Don’t be bored. Instead of snacking to occupy time, take a walk, watch a movie, listen to music, read, surf the Internet or call a friend. Your urge to snack will pass.

Take away temptation. Don’t keep supplies of comfort foods in your home if they’re hard for you to resist. Replace them with healthy snacks like fruits, vegetables or string cheese. Avoid going to the grocery store when you feel angry or sad.

Don’t deprive yourself. When you’re trying to lose weight, you may limit your calories too much, eat the same foods frequently and avoid the treats you enjoy. That could increase your food cravings. You can allow yourself reward meals 10 percent of the time, or if you’re eating five meals a day, seven days a week, you can have rewards three or four meals every week.

Make it healthy. If you do snack between meals, choose a low-fat, low-calorie snack such as fresh fruit, vegetables with fat-free dip or unbuttered popcorn. You can also try low-fat, lower calorie versions of your favorite foods to see if they satisfy your craving.



Get enough sleep.

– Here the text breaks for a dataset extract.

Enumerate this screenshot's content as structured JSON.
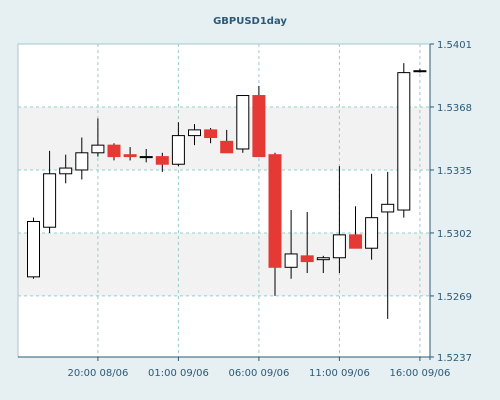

When you’re constantly tired, you might snack to try to give yourself an energy boost. Take a nap or go to bed earlier instead.

When you do end up eating emotionally, the best thing you can do is forgive yourself and start fresh with your next meal. Try to learn from the experience and make read through these tips again to help you prevent repeating in the future. Focus on the positive changes you’re making in your eating habits and give yourself credit for making changes that will lead to better health.